Our children are our future. And to spark the interest of these children in a future career in computer science, staff from Argonne’s Mathematics and Computer Science (MCS) Division recently visited eleven schools in the Chicago area as part of the annual Hour of Code event.
Hour of Code is a global event to spark students’ interest in coding and computer science by spending an hour on coding games and activities. For this year’s event, eight of the MCS division’s graduate students, computer scientists, computational scientists and mathematicians, and software developers and engineers and spent an hour or more introducing students to the diverse research at Argonne, presenting talks and demos of their work, and conducting hands-on activities with students and teachers.

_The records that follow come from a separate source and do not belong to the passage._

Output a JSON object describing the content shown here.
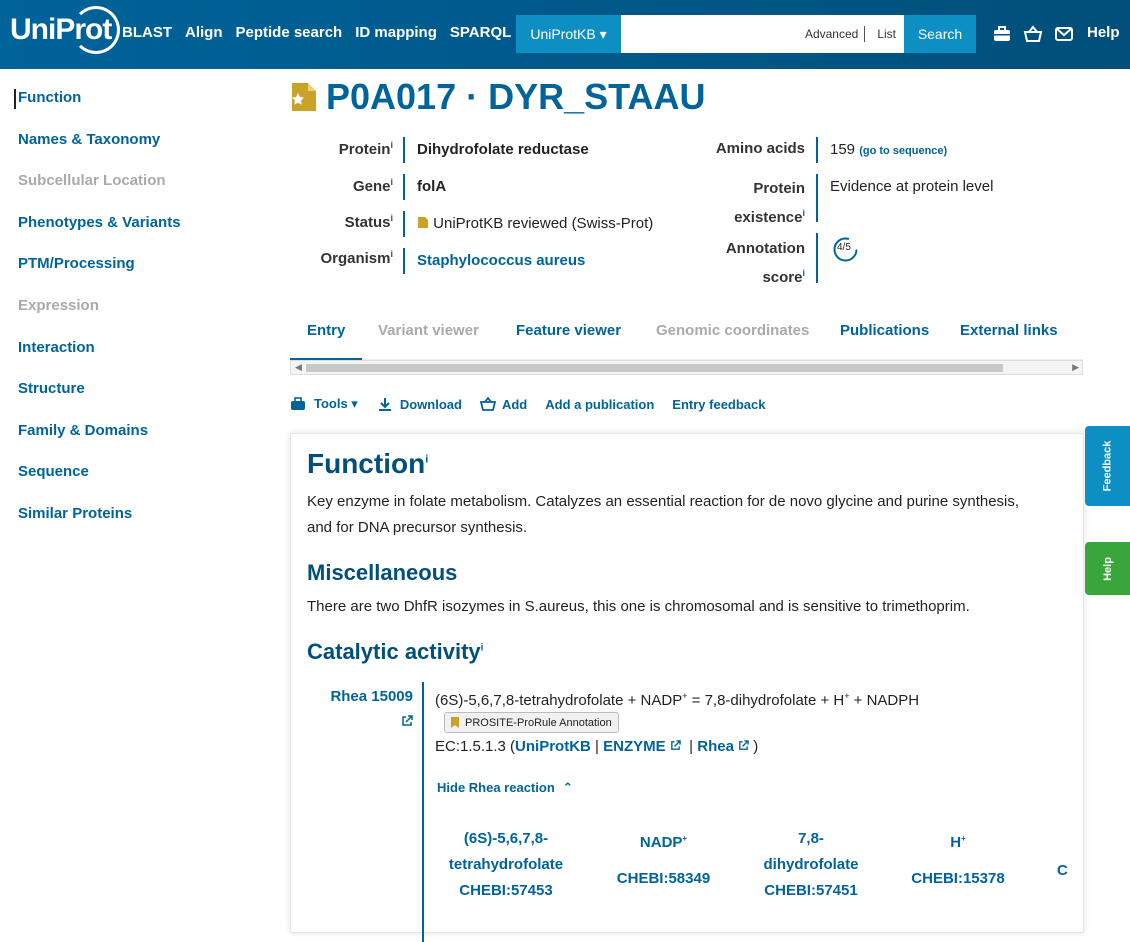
{
  "header": {
    "logo": "UniProt",
    "nav": [
      "BLAST",
      "Align",
      "Peptide search",
      "ID mapping",
      "SPARQL"
    ],
    "db_select": "UniProtKB ▾",
    "search_advanced": "Advanced",
    "search_list": "List",
    "search_button": "Search",
    "help": "Help"
  },
  "sidebar": {
    "items": [
      {
        "label": "Function"
      },
      {
        "label": "Names & Taxonomy"
      },
      {
        "label": "Subcellular Location"
      },
      {
        "label": "Phenotypes & Variants"
      },
      {
        "label": "PTM/Processing"
      },
      {
        "label": "Expression"
      },
      {
        "label": "Interaction"
      },
      {
        "label": "Structure"
      },
      {
        "label": "Family & Domains"
      },
      {
        "label": "Sequence"
      },
      {
        "label": "Similar Proteins"
      }
    ]
  },
  "entry": {
    "title": "P0A017 · DYR_STAAU",
    "protein_key": "Protein",
    "protein": "Dihydrofolate reductase",
    "gene_key": "Gene",
    "gene": "folA",
    "status_key": "Status",
    "status": "UniProtKB reviewed (Swiss-Prot)",
    "organism_key": "Organism",
    "organism": "Staphylococcus aureus",
    "amino_key": "Amino acids",
    "amino": "159",
    "amino_link": "(go to sequence)",
    "existence_key1": "Protein",
    "existence_key2": "existence",
    "existence": "Evidence at protein level",
    "score_key1": "Annotation",
    "score_key2": "score",
    "score": "4/5",
    "info": "i"
  },
  "tabs": [
    "Entry",
    "Variant viewer",
    "Feature viewer",
    "Genomic coordinates",
    "Publications",
    "External links"
  ],
  "toolbar": {
    "tools": "Tools ▾",
    "download": "Download",
    "add": "Add",
    "add_publication": "Add a publication",
    "feedback": "Entry feedback"
  },
  "function": {
    "heading": "Function",
    "text1": "Key enzyme in folate metabolism. Catalyzes an essential reaction for de novo glycine and purine synthesis,",
    "text2": "and for DNA precursor synthesis.",
    "misc_heading": "Miscellaneous",
    "misc_text": "There are two DhfR isozymes in S.aureus, this one is chromosomal and is sensitive to trimethoprim.",
    "cat_heading": "Catalytic activity",
    "rhea_id": "Rhea 15009",
    "reaction": "(6S)-5,6,7,8-tetrahydrofolate + NADP",
    "reaction_sup1": "+",
    "reaction_mid": " = 7,8-dihydrofolate + H",
    "reaction_sup2": "+",
    "reaction_end": " + NADPH",
    "badge": "PROSITE-ProRule Annotation",
    "ec_prefix": "EC:1.5.1.3 (",
    "ec_uniprot": "UniProtKB",
    "ec_pipe": "|",
    "ec_enzyme": "ENZYME",
    "ec_rhea": "Rhea",
    "ec_close": ")",
    "hide_rhea": "Hide Rhea reaction",
    "compounds": [
      {
        "name1": "(6S)-5,6,7,8-",
        "name2": "tetrahydrofolate",
        "chebi": "CHEBI:57453"
      },
      {
        "name1": "NADP",
        "sup": "+",
        "name2": "",
        "chebi": "CHEBI:58349"
      },
      {
        "name1": "7,8-",
        "name2": "dihydrofolate",
        "chebi": "CHEBI:57451"
      },
      {
        "name1": "H",
        "sup": "+",
        "name2": "",
        "chebi": "CHEBI:15378"
      }
    ],
    "cut_letter": "C"
  },
  "side_tabs": {
    "feedback": "Feedback",
    "help": "Help"
  },
  "colors": {
    "brand": "#00639a",
    "accent": "#0d8fc4",
    "gold": "#c9a227",
    "help_tab": "#3aa53a"
  }
}
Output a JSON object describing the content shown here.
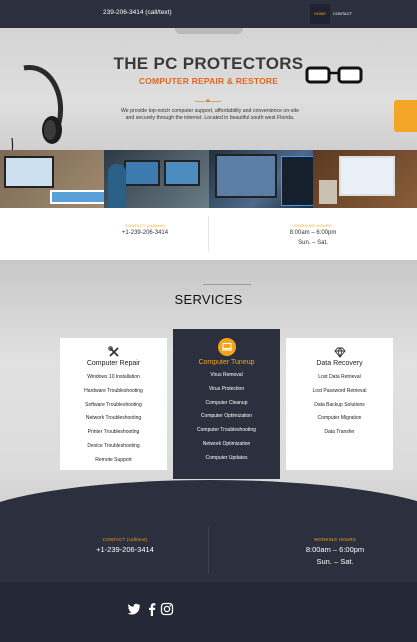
{
  "topbar": {
    "phone": "239-206-3414 (call/text)",
    "nav": [
      {
        "label": "HOME"
      },
      {
        "label": "CONTACT"
      }
    ]
  },
  "hero": {
    "title": "THE PC PROTECTORS",
    "subtitle": "COMPUTER REPAIR & RESTORE",
    "description": "We provide top-notch computer support, affordability and convenience on-site and securely through the internet. Located in beautiful south west Florida."
  },
  "contact_band": {
    "contact_label": "CONTACT (call/text)",
    "contact_value": "+1-239-206-3414",
    "hours_label": "WORKING HOURS",
    "hours_time": "8:00am – 6:00pm",
    "hours_days": "Sun. – Sat."
  },
  "services": {
    "title": "SERVICES",
    "cards": [
      {
        "title": "Computer Repair",
        "icon": "tools-icon",
        "items": [
          "Windows 10 Installation",
          "Hardware Troubleshooting",
          "Software Troubleshooting",
          "Network Troubleshooting",
          "Printer Troubleshooting",
          "Device Troubleshooting",
          "Remote Support"
        ]
      },
      {
        "title": "Computer Tuneup",
        "icon": "laptop-icon",
        "items": [
          "Virus Removal",
          "Virus Protection",
          "Computer Cleanup",
          "Computer Optimization",
          "Computer Troubleshooting",
          "Network Optimization",
          "Computer Updates"
        ]
      },
      {
        "title": "Data Recovery",
        "icon": "diamond-icon",
        "items": [
          "Lost Data Retrieval",
          "Lost Password Retrieval",
          "Data Backup Solutions",
          "Computer Migration",
          "Data Transfer"
        ]
      }
    ]
  },
  "footer_contact": {
    "contact_label": "CONTACT (call/text)",
    "contact_value": "+1-239-206-3414",
    "hours_label": "WORKING HOURS",
    "hours_time": "8:00am – 6:00pm",
    "hours_days": "Sun. – Sat."
  },
  "social": [
    "twitter-icon",
    "facebook-icon",
    "instagram-icon"
  ],
  "colors": {
    "accent": "#f2a51a",
    "dark": "#2c2f3d",
    "hero_subtitle": "#e06620"
  }
}
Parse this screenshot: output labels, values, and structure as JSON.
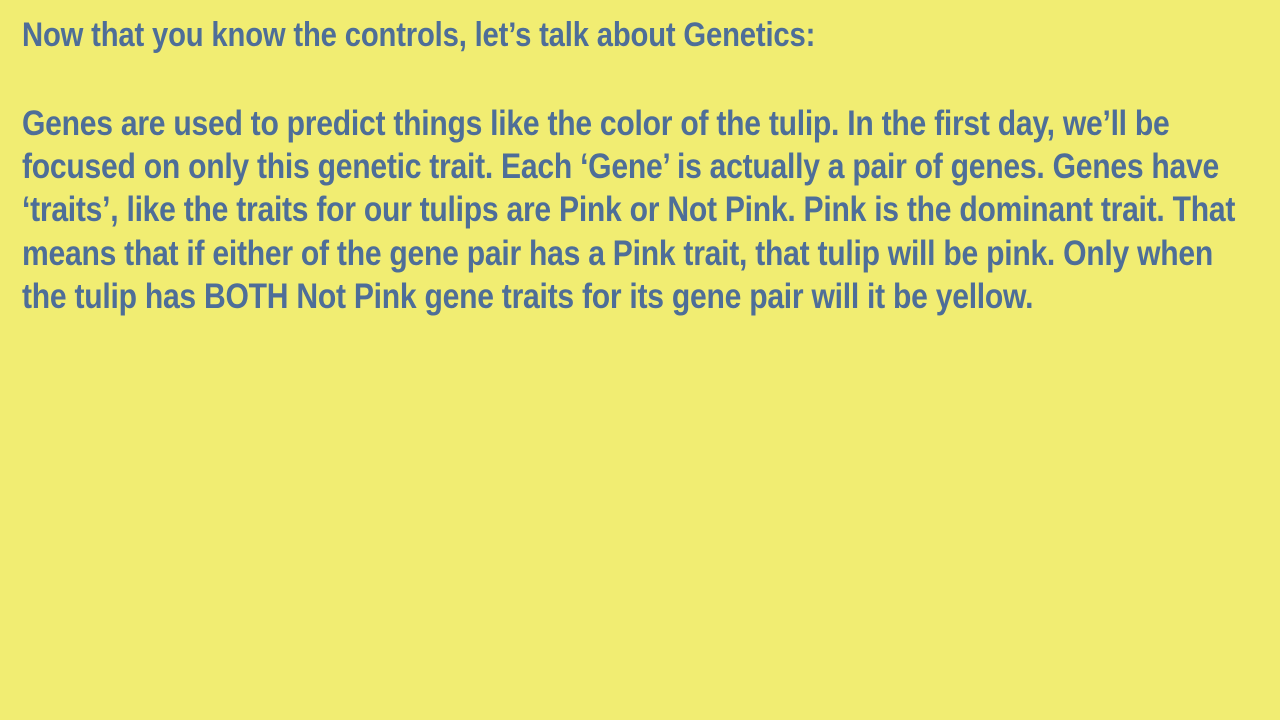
{
  "slide": {
    "background_color": "#f1ed72",
    "text_color": "#4e6e98",
    "heading": "Now that you know the controls, let’s talk about Genetics:",
    "body": "Genes are used to predict things like the color of the tulip. In the first day, we’ll be focused on only this genetic trait. Each ‘Gene’ is actually a pair of genes. Genes have ‘traits’, like the traits for our tulips are Pink or Not Pink. Pink is the dominant trait. That means that if either of the gene pair has a Pink trait, that tulip will be pink. Only when the tulip has BOTH Not Pink gene traits for its gene pair will it be yellow."
  }
}
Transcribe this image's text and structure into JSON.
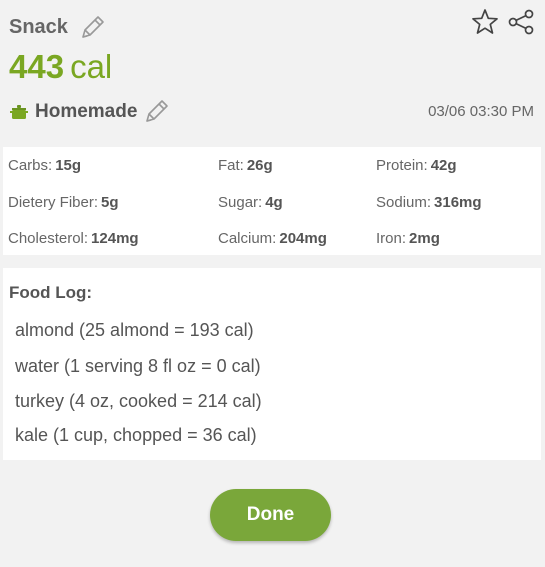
{
  "meal": {
    "name": "Snack",
    "calories": "443",
    "calories_unit": "cal",
    "source": "Homemade",
    "timestamp": "03/06 03:30 PM"
  },
  "icons": {
    "edit": "pencil-icon",
    "favorite": "star-icon",
    "share": "share-icon",
    "source": "cooking-pot-icon"
  },
  "colors": {
    "accent_green": "#7aa722",
    "button_green": "#7aa73a",
    "text_gray": "#555555",
    "background": "#f2f2f2"
  },
  "nutrients": [
    {
      "label": "Carbs:",
      "value": "15g"
    },
    {
      "label": "Fat:",
      "value": "26g"
    },
    {
      "label": "Protein:",
      "value": "42g"
    },
    {
      "label": "Dietery Fiber:",
      "value": "5g"
    },
    {
      "label": "Sugar:",
      "value": "4g"
    },
    {
      "label": "Sodium:",
      "value": "316mg"
    },
    {
      "label": "Cholesterol:",
      "value": "124mg"
    },
    {
      "label": "Calcium:",
      "value": "204mg"
    },
    {
      "label": "Iron:",
      "value": "2mg"
    }
  ],
  "food_log": {
    "title": "Food Log:",
    "items": [
      "almond (25 almond = 193 cal)",
      "water (1 serving 8 fl oz = 0 cal)",
      "turkey (4 oz, cooked = 214 cal)",
      "kale (1 cup, chopped = 36 cal)"
    ]
  },
  "actions": {
    "done_label": "Done"
  }
}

For example, MCS staff spoke with students from second grade to sixth grade on the various activities that can be done by learning to code; talked to a high school computer science class about being a programmer; supervised students as they coded an animated google logo; conducted a question-and-answer session about what is meant by “big data” and supercomputers; gave examples to junior high school students about applications ranging from cancer, reactors, and smart cities to show why coding is important; discussed with elementary school students how advances in mathematical methods and sensing hardware are enabling new applications in computational imaging; and gave a whole-school lecture to approximately 200 junior high school students and then talked with individual groups as they worked on coding games and puzzle .
Through these efforts, MCS researchers hope to show students the many different areas in which coding is involved and the excitement that can come from a career in computer science.